= William Southgate =

New Zealand conductor and composer

Sir William David Southgate (born 4 August 1941) is a New Zealand conductor and composer. He was the first New Zealand-based artist to be knighted (as a Knight Bachelor, in 1994).

==Biography==
Southgate was born in Waipukurau in 1941 to Alfred John and Phyllis (née Maden) Southgate, and grew up in Otago. He showed an interest in music early in life and at about the age of five, he discovered a pianola which encouraged him to learn the piano. At the age of nine, he recorded in his diary that he had decided to dedicate his life to music.

Southgate attended Otago Boys' High School from 1954 to 1959 and afterwards, the University of Otago. He graduated with Master of Arts and Bachelor of Music degrees, both with first class honours, and also taught composition, instrumentation and fugue. Among his pupils was his future wife, Rosemary Martin. They were married in 1967.

In 1967, Southgate left New Zealand for London. He studied advanced conducting at the Guildhall School of Music and Drama having received post-graduate scholarships and graduated with the Ricordi Conductors' Prize. While working in London, he also had the opportunity to compose incidental music for a number of theatre productions including scores for the Royal Shakespeare Company.

Southgate returned to New Zealand in 1974, where he was able to continue working as a composer, conductor, and arranger. During the 1980s, he was a regular broadcaster on Radio New Zealand, presenting programmes on many aspects of music and on diverse composers such as Wilhelm Stenhammar, Erich Wolfgang Korngold and Aram Khachaturian.

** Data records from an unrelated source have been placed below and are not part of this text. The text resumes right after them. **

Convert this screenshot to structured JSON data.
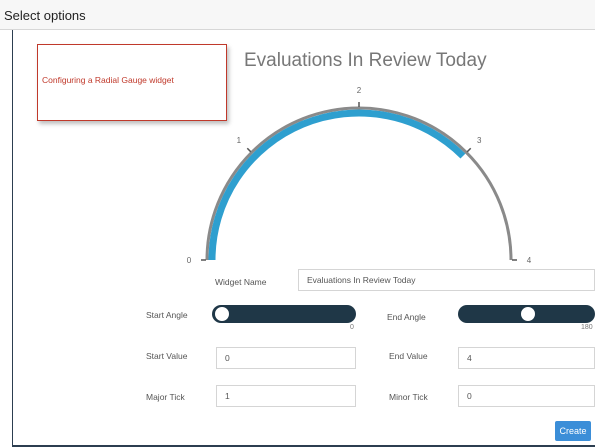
{
  "window": {
    "title": "Select options"
  },
  "callout": {
    "text": "Configuring a Radial Gauge widget"
  },
  "gauge": {
    "title": "Evaluations In Review Today",
    "min": 0,
    "max": 4,
    "value": 3,
    "tick_labels": [
      "0",
      "1",
      "2",
      "3",
      "4"
    ],
    "colors": {
      "track": "#8a8a8a",
      "fill": "#2e9fcf"
    }
  },
  "form": {
    "widget_name_label": "Widget Name",
    "widget_name_value": "Evaluations In Review Today",
    "start_angle_label": "Start Angle",
    "start_angle_value": "0",
    "end_angle_label": "End Angle",
    "end_angle_value": "180",
    "start_value_label": "Start Value",
    "start_value_value": "0",
    "end_value_label": "End Value",
    "end_value_value": "4",
    "major_tick_label": "Major Tick",
    "major_tick_value": "1",
    "minor_tick_label": "Minor Tick",
    "minor_tick_value": "0",
    "start_angle_fraction": 0,
    "end_angle_fraction": 0.5
  },
  "buttons": {
    "create_label": "Create"
  },
  "colors": {
    "slider": "#1f3747",
    "accent": "#3b8ed8",
    "callout": "#c0392b"
  }
}
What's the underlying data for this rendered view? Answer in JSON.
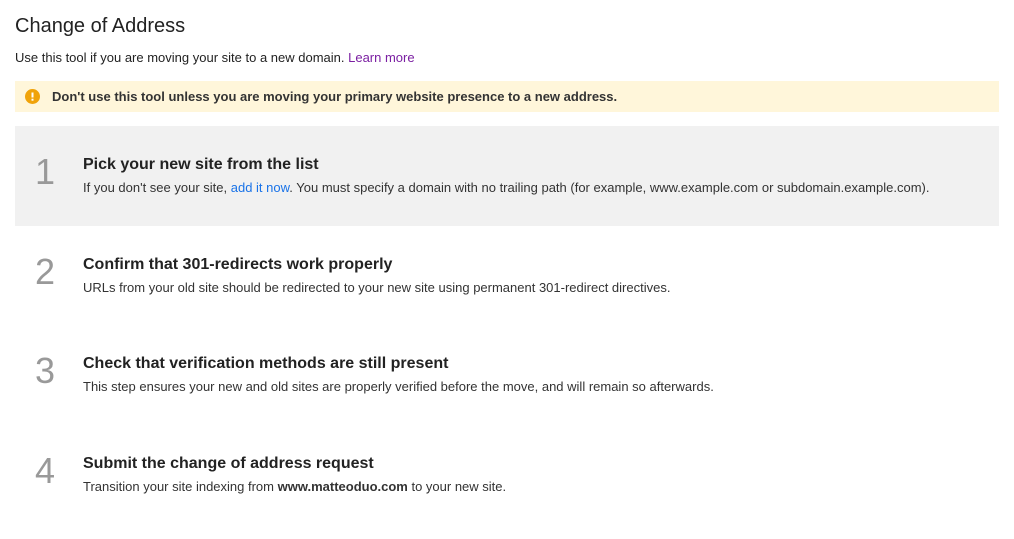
{
  "title": "Change of Address",
  "intro_before": "Use this tool if you are moving your site to a new domain. ",
  "intro_learn_more": "Learn more",
  "warning_text": "Don't use this tool unless you are moving your primary website presence to a new address.",
  "steps": [
    {
      "number": "1",
      "title": "Pick your new site from the list",
      "desc_before": "If you don't see your site, ",
      "desc_link": "add it now",
      "desc_after": ". You must specify a domain with no trailing path (for example, www.example.com or subdomain.example.com)."
    },
    {
      "number": "2",
      "title": "Confirm that 301-redirects work properly",
      "desc": "URLs from your old site should be redirected to your new site using permanent 301-redirect directives."
    },
    {
      "number": "3",
      "title": "Check that verification methods are still present",
      "desc": "This step ensures your new and old sites are properly verified before the move, and will remain so afterwards."
    },
    {
      "number": "4",
      "title": "Submit the change of address request",
      "desc_before": "Transition your site indexing from ",
      "desc_domain": "www.matteoduo.com",
      "desc_after": " to your new site."
    }
  ]
}
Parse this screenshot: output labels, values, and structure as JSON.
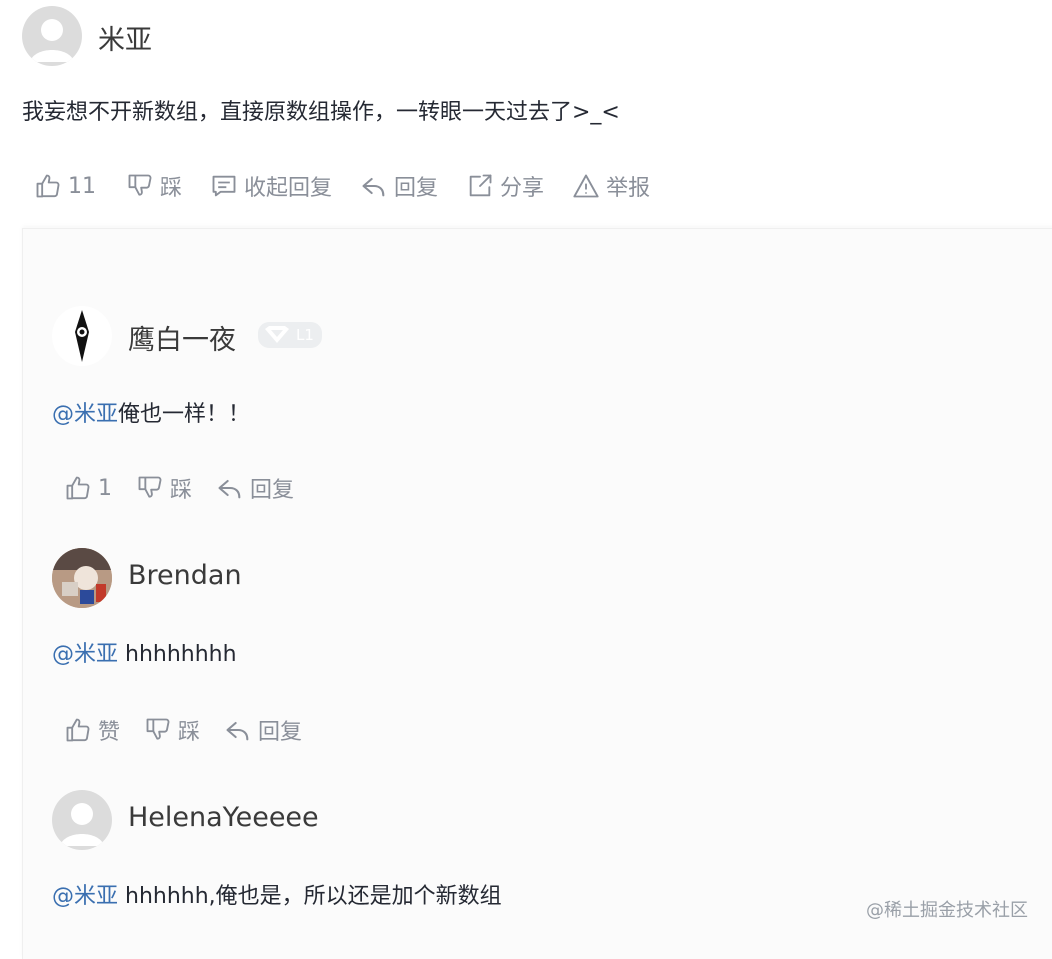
{
  "main_comment": {
    "author": "米亚",
    "content": "我妄想不开新数组，直接原数组操作，一转眼一天过去了>_<",
    "actions": {
      "like_count": "11",
      "dislike": "踩",
      "collapse_replies": "收起回复",
      "reply": "回复",
      "share": "分享",
      "report": "举报"
    }
  },
  "replies": [
    {
      "author": "鹰白一夜",
      "level_badge": "L1",
      "mention": "@米亚",
      "content": "俺也一样！！",
      "like_count": "1",
      "dislike": "踩",
      "reply": "回复"
    },
    {
      "author": "Brendan",
      "mention": "@米亚",
      "content": " hhhhhhhh",
      "like": "赞",
      "dislike": "踩",
      "reply": "回复"
    },
    {
      "author": "HelenaYeeeee",
      "mention": "@米亚",
      "content": " hhhhhh,俺也是，所以还是加个新数组"
    }
  ],
  "watermark": "@稀土掘金技术社区",
  "colors": {
    "mention": "#3a6fb0",
    "action_gray": "#8a8f99",
    "text": "#252933"
  }
}
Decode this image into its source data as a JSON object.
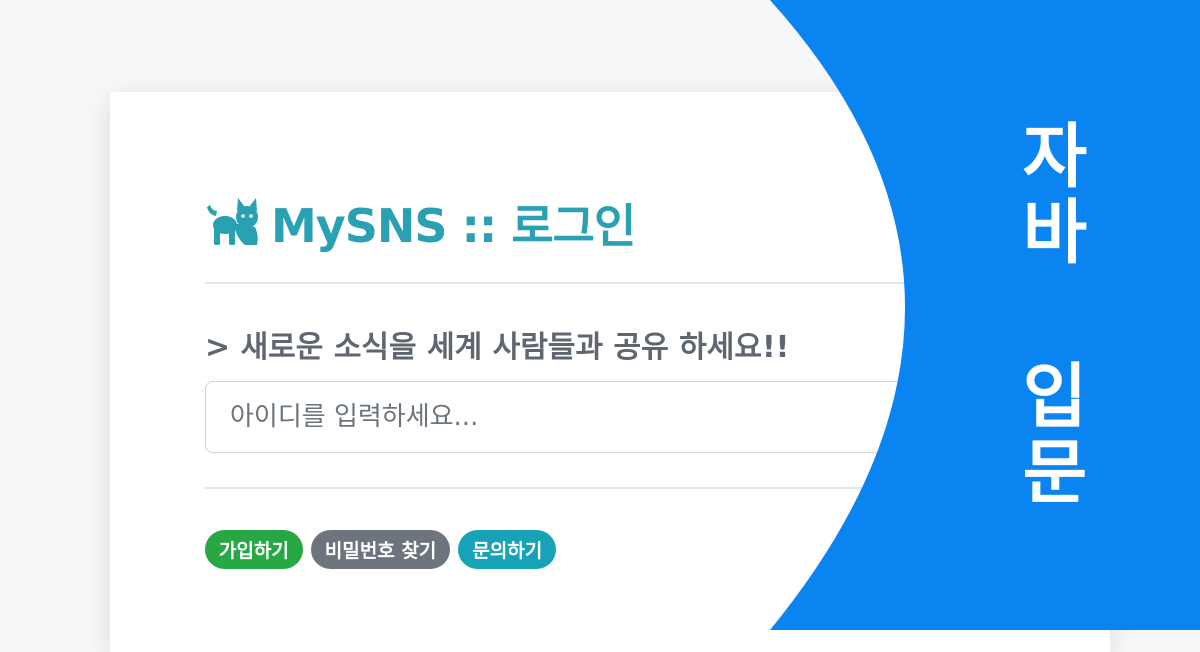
{
  "login_card": {
    "title": "MySNS :: 로그인",
    "subtitle": "> 새로운 소식을 세계 사람들과 공유 하세요!!",
    "id_input": {
      "value": "",
      "placeholder": "아이디를 입력하세요..."
    },
    "links": {
      "signup": "가입하기",
      "find_password": "비밀번호 찾기",
      "contact": "문의하기"
    }
  },
  "banner": {
    "title": "자바 입문"
  },
  "colors": {
    "brand_teal": "#2aa0b3",
    "banner_blue": "#0a84f0",
    "signup_badge": "#28a745",
    "password_badge": "#6c757d",
    "contact_badge": "#17a2b8"
  },
  "icons": {
    "logo": "cat-icon"
  }
}
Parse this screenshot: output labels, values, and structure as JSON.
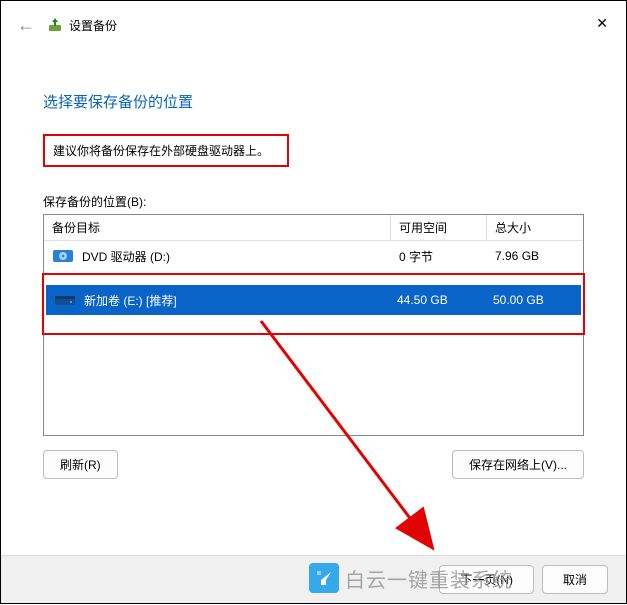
{
  "titlebar": {
    "title": "设置备份"
  },
  "heading": "选择要保存备份的位置",
  "recommend": "建议你将备份保存在外部硬盘驱动器上。",
  "list_label": "保存备份的位置(B):",
  "columns": {
    "target": "备份目标",
    "free": "可用空间",
    "total": "总大小"
  },
  "drives": [
    {
      "icon": "dvd",
      "name": "DVD 驱动器 (D:)",
      "free": "0 字节",
      "total": "7.96 GB",
      "selected": false
    },
    {
      "icon": "hdd",
      "name": "新加卷 (E:) [推荐]",
      "free": "44.50 GB",
      "total": "50.00 GB",
      "selected": true
    }
  ],
  "buttons": {
    "refresh": "刷新(R)",
    "network": "保存在网络上(V)...",
    "next": "下一页(N)",
    "cancel": "取消"
  },
  "watermark": "白云一键重装系统"
}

Southgate has had long associations, including terms as principal conductor, with both the Christchurch Symphony Orchestra and the New Zealand Symphony Orchestra (NZSO) and for a number of years with the Wellington Youth Orchestra which premiered his Symphony No. 1. In 1987, he embarked on a cultural exchange visit to Finland, which allowed him to conduct seven different orchestras over a period of seven weeks.

A recording of Southgate conducting the NZSO in the orchestral music of Douglas Lilburn was released on the Continuum label. His earlier recording of Ka Puke Maeroero, composed by Gary Daverne has been released by EMI.

In the 1995 New Year Honours, Southgate was appointed a Knight Bachelor, for services to music.

==Works==
Southgate has composed three symphonies. His Second Symphony is subtitled Music from the Old World. The symphony includes allusions to New Zealand birdsong, for example the bellbird, kea, tui and grey warbler. At the conclusion of the symphony, a recording of actual birdsong is heard.